2. Serious debt to contractors and subcontractors --- even agency closure --- as a result of privatization. In 1996 Kansas had many excellent foster and group homes which offered a continuum of services so that children could be placed according to individual need at the most appropriate level of care. Since 1996, respected agencies have been closing at an alarming rate. Others have incurred serious debt that threatens the future of their programs.
A common perception is that contractors are not held accountable for their costs and are not sharing money equitably with the subcontractors who care for many of the children. I hear constantly that neither the state nor contractor Kansas Children's Service League cares if other agencies close because they agree that KCSL will simply keep expanding with the intent of placing as many children as possible in the least expensive level of care --- foster homes --- and allowing other options such as group homes to close.
Recently, KCSL has claimed that research indicates children in foster homes fare better. From my perspective, enhanced recently by many hours studying research in this area, most experts agree that children vary in their needs and require a range of options if their individual needs are to be met. Group homes cost more than foster homes because they provide more services for children who need them. If the contractors succeed in making one size fit all by trying to place virtually all children in foster homes, the financial advantage to the agency is obvious.
I hope the trend in Kansas child welfare is not in the direction of forcing respected agencies, perhaps all group homes, out of business to end up with a monopoly and a mandate by the state for substandard services for our children by offering only one option for their care.

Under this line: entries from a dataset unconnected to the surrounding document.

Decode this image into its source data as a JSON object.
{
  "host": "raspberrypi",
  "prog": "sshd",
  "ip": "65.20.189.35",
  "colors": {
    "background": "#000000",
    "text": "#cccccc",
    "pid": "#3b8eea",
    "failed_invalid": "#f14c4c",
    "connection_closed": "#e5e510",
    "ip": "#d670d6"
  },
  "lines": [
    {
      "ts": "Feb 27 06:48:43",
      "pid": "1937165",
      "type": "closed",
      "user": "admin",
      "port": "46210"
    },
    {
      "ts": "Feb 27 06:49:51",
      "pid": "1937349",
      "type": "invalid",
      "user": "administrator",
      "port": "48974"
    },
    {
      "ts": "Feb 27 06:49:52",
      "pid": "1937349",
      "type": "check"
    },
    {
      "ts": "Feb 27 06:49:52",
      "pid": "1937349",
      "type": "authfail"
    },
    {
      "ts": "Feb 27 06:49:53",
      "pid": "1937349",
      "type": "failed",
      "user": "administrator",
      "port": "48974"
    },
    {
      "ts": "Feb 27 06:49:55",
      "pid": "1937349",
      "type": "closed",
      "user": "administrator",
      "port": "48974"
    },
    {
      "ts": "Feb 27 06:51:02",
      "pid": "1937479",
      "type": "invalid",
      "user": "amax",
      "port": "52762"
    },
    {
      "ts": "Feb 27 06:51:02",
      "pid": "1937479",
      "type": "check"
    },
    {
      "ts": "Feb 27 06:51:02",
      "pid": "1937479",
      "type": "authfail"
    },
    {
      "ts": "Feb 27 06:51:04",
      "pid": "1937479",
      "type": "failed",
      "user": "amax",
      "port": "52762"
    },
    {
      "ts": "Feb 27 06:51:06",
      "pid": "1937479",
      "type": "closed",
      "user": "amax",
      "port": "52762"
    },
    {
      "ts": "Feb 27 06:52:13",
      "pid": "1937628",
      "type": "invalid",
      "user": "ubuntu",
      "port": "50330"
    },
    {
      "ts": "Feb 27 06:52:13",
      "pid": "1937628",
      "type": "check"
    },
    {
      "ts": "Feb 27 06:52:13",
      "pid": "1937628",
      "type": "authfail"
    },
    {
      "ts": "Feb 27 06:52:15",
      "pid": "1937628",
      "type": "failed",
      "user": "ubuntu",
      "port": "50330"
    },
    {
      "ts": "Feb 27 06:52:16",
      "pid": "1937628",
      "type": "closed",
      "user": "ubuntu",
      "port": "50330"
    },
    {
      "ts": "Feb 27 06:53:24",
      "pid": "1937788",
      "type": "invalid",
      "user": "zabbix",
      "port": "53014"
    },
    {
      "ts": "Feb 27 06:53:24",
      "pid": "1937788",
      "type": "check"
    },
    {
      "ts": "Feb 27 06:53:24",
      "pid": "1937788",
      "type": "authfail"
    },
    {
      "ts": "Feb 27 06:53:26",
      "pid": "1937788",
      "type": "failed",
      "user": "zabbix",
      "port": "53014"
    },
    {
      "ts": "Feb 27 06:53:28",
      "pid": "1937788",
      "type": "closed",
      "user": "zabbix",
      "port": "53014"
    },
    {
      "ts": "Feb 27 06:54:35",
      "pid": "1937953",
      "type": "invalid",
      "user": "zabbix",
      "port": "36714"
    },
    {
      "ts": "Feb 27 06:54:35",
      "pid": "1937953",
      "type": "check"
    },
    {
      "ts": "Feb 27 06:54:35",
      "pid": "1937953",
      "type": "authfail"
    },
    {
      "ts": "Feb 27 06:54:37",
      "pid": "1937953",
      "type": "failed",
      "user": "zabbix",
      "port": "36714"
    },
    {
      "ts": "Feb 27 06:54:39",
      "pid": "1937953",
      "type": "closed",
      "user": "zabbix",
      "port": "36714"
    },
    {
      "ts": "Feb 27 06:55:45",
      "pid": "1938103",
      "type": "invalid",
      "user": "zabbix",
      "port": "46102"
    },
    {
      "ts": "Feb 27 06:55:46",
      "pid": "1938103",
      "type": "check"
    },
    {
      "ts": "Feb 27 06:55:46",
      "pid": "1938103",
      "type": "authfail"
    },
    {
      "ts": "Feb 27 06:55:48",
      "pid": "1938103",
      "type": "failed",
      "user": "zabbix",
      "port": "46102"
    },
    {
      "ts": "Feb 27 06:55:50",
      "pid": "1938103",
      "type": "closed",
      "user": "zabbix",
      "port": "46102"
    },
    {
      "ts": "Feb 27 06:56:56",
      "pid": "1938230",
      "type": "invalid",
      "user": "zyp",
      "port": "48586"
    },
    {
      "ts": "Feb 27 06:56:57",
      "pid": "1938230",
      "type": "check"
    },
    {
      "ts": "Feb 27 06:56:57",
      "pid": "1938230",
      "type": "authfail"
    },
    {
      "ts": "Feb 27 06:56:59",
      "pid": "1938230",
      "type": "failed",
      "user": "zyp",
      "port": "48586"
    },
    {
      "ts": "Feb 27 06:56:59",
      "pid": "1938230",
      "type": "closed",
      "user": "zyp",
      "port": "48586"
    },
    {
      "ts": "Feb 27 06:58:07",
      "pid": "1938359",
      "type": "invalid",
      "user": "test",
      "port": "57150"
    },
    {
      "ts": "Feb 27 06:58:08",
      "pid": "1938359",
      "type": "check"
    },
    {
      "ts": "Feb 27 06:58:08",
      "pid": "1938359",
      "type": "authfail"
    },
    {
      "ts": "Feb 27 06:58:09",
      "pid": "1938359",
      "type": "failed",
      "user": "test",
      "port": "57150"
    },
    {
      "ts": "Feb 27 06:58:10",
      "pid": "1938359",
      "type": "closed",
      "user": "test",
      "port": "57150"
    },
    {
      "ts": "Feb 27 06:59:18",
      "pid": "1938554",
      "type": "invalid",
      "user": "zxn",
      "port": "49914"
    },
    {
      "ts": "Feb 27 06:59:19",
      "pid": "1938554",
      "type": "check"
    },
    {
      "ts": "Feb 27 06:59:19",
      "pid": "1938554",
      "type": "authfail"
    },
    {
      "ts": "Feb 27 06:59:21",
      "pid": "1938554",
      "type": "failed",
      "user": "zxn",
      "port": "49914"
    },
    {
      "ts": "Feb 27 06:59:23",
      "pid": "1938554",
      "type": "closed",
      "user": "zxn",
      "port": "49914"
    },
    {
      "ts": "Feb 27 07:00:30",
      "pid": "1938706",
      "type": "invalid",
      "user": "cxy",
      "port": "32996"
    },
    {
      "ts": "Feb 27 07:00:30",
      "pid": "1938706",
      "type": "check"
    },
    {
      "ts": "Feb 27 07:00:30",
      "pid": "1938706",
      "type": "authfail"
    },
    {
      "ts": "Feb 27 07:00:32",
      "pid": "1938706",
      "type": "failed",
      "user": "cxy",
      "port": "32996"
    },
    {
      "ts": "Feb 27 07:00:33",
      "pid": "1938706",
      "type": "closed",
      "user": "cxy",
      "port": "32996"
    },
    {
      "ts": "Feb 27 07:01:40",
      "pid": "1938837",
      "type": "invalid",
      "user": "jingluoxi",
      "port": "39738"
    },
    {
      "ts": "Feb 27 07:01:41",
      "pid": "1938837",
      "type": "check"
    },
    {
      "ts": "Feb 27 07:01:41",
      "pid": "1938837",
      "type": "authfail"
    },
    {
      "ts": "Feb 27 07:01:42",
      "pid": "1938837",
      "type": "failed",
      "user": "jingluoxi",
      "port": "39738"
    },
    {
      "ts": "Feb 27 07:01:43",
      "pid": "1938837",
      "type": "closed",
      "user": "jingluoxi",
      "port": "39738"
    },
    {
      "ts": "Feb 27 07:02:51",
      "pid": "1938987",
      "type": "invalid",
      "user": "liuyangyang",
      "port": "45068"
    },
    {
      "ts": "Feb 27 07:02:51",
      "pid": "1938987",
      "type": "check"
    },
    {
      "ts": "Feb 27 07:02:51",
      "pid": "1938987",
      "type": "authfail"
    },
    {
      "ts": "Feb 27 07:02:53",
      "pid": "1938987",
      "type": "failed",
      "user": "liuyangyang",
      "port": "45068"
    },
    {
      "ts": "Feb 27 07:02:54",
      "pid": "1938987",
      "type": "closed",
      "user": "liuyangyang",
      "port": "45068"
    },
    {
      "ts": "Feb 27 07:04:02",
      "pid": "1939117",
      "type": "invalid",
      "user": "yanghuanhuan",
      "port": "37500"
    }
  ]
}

3. The loss of critical services to children in care. Services to children such as hospitalization, psychotherapy, tutoring and respite care have diminished rapidly. Since privatization the children are no longer allowed to use their medical cards for mental health treatment. Instead, the contractors require that 80 percent of the cost of psychotherapy as well as all other services come out of the daily rate so the agencies are able to provide less and less.
4. Difficulty obtaining full and accurate information due to public relations campaigns and questionable "outcome research." Child welfare administrators at the state level have clearly had a strategy from the beginning to present privatization in a positive light and to dismiss or discredit anyone questioning the changes. This effort included a national conference only five months after completing the transition to privatized foster care which showcased the plan to a national audience.
Levered Kahn, a leading authority on child welfare, noted last August that in the early days of privatization, "Kansas was everybody's poster child for managed care" but he also went on to say: "And they have nothing to show for it yet that anyone should copy."